The grain consortium had been intended to restrict such profits and was part of BANU’s offensive against those whom it considered parasites. Lawyers were even more in the firing line. They were denied the right to sit in parliament or on local councils, and were barred from major public office. The agrarians also established new lower courts to deal with issues such as boundary disputes, and in these courts peasants were to plead their own cases before judges elected by the local populace. The agrarians also greatly limited the king’s power to make appointments, and they required banks to help fund credit cooperatives. BANU’s main objective, however, was to redistribute land.

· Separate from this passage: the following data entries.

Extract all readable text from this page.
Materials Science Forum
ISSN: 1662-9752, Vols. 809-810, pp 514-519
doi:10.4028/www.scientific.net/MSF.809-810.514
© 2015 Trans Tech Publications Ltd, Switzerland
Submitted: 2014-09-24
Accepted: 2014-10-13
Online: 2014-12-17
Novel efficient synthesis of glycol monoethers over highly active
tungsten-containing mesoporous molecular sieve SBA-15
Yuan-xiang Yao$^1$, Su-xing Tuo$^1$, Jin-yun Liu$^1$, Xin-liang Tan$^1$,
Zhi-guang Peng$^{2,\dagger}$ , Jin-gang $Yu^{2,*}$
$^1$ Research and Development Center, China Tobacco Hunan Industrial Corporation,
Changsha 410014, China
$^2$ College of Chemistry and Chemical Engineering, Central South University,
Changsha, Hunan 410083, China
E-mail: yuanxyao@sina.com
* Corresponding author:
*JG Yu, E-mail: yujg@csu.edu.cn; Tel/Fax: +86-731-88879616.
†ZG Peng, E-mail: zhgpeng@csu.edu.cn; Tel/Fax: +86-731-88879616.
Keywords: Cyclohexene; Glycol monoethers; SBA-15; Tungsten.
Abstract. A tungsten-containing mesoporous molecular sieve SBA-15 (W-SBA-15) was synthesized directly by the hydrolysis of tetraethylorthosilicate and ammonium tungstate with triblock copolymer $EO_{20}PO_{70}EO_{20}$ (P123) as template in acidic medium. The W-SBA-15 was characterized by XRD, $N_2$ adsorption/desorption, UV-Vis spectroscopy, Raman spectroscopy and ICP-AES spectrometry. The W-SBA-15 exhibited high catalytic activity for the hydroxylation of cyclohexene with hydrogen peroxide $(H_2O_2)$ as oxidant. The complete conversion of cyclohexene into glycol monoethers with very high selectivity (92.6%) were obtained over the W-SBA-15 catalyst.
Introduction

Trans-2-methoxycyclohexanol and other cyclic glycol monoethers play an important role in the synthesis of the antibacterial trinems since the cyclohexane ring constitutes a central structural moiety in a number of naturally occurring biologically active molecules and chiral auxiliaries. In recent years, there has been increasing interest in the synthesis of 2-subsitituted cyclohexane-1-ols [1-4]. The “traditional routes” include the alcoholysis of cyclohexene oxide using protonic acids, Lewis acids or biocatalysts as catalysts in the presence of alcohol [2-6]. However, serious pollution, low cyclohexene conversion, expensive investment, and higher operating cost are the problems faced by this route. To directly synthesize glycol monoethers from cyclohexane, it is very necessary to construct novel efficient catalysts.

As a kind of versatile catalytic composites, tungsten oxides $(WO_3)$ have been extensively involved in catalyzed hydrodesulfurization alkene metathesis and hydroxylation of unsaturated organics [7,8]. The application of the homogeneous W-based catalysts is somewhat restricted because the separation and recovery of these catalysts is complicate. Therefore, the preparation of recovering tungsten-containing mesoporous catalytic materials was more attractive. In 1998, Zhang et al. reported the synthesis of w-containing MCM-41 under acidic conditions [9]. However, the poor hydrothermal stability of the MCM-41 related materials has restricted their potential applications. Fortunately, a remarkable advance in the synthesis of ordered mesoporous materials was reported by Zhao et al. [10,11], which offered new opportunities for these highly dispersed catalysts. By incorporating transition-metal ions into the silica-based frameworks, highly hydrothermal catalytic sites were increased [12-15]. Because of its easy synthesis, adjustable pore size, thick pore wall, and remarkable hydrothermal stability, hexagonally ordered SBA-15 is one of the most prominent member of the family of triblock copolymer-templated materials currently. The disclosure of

Plate 7.1 The old and the new in the Bulgarian peasantry; Aleksandûr Stamboliiski with his father.
In June 1920 a bill was passed to establish a state land fund. Into this would go exce
ss property. All Bulgarians were allowed four hectares of inalienable land but absentee owners were to lose anything above that amount. For those working their land the maximum holding was to be thirty hectares in arable areas and a little more in forest regions; there was to be an extra five hectares for the fifth and every subsequent member of a family. For those who lost land there was to be compensation in the form of government bonds, with payment being on a sliding scale which reduced the amount per hectare as the number of hectares increased. In April 1921 a second act was passed clamping down on the corruption which had allowed some owners to escape the first bill. The 1921 act also stated that monastic lands were now to be included within the act’s provisions, and it made it easier for dwarf-holders and the few landless peasants to purchase more land. The agrarians had hoped to redistribute over a quarter of a million hectares but they were to be disappointed. The process of redistribution was slow and still open to corruption but most important of all there were very few individuals who owned large estates, and institutional owners were more difficult to tackle. By June 1923 only 82,000 hectares had changed hands, and in 1926 only 1 per cent of all the land held in the country had been acquired as a result of redistribution. On the other hand, after the fall of the agrarian government almost all of their land legislation, including the principle of maximum holdings, remained in force. This did not apply, however, to the extension of the maximum property regulations to urban areas and the ruling that all families should have only two rooms and a kitchen, with extra rooms for larger families. This legislation was repealed as was that placing limitations on office space.